Jamie North: Terraforms at Sarah Cottier Gallery

Living sculptures encapsulating the timeless connection between nature and humanity.
Annie Murney
Published on June 13, 2014

Overview

Jamie North's work is bound to be unlike any art practice you've seen before. Using a single exposed column as a clue, the sculptures featured in his newest exhibition, Terraforms are modelled on the pillars encased in Sarah Cottier Gallery. However, from the slick base upwards the pillars slowly disintegrate, housing micro-environments of many different plant species. Mirrored by the hard glossy floor, it is as if these sculptures are caught in a process of premature decay, invoking a poetic image of ancient ruins being reclaimed by nature. There's even a few companion columns shaped like the remnants of a gate.

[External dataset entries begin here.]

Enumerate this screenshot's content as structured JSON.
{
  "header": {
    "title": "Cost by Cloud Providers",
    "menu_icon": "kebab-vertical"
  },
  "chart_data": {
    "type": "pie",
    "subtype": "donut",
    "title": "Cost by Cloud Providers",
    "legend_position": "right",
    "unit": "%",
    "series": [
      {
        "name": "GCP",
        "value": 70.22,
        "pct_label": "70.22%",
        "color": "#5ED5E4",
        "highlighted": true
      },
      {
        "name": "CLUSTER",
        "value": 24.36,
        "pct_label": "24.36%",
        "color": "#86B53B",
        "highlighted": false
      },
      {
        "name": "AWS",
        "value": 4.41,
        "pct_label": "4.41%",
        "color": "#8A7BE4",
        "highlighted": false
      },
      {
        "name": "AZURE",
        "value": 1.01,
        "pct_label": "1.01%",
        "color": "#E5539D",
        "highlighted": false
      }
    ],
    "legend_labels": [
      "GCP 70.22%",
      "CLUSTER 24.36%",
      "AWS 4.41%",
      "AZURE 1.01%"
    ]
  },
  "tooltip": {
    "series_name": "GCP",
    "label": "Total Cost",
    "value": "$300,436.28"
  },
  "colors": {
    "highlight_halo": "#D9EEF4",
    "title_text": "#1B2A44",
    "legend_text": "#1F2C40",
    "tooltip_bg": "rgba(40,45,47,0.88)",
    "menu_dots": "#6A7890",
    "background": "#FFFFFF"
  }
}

Through his practice, North addresses how landscapes are impacted by industry. The accelerated erosion of his sculptures could be interpreted as an ominous reflection of the way we ceaselessly churn through limited resources. In this way, the temporal jolt that comes with this ruinous aesthetic seems to frame humanity retrospectively. In spite of the monolithic appearance of these structures, they are actually built of industrial waste. There is a sharp irony wherein organic life is supported by coal ash and steel stag.

However, North also undermines the monumentalism that has captivated civilisation and infers towards the fallacy of building something that will last forever. The colossal structures of our time are destined to crumble and be re-absorbed back into the landscape they once colonized. North seems to create a microcosmic, gallery-tailored version of this cyclic power struggle between natural and artificial.

Chiselling down the centre of these pillars, North plants the seeds of environmental recuperation. He has an encyclopaedic knowledge of Australian plant life and unless you're an ecology buff, the subtleties between species might be lost. As greenery clings to concrete, it also reaches upwards and outwards, becoming entwined with other shoots. Combined with the rough composite material of the pillar's core, we are witnessing a back-to-basics blossoming of little ecosystems. There is a deep sense of time and process embedded in these works, as well as an organic re-modelling of structures in anticipation of sustainability.

In addition to North's sculptures, there is an accompanying pair of black and white photographs. Aptly titled Moving Mountains, the glistening contours of these steel slag mountains create the impression that loose stones are sliding forward. Importantly, this is an example of manmade geography, perhaps an example of the kind of monumentalism North negates with his sculptures. Nevertheless, these images reinforce his preoccupation with the various phases of industry. North is keenly aware of how we manipulate environments, rehearsing the way in which materials are extracted from nature, refined, accumulated, used, and potentially re-used.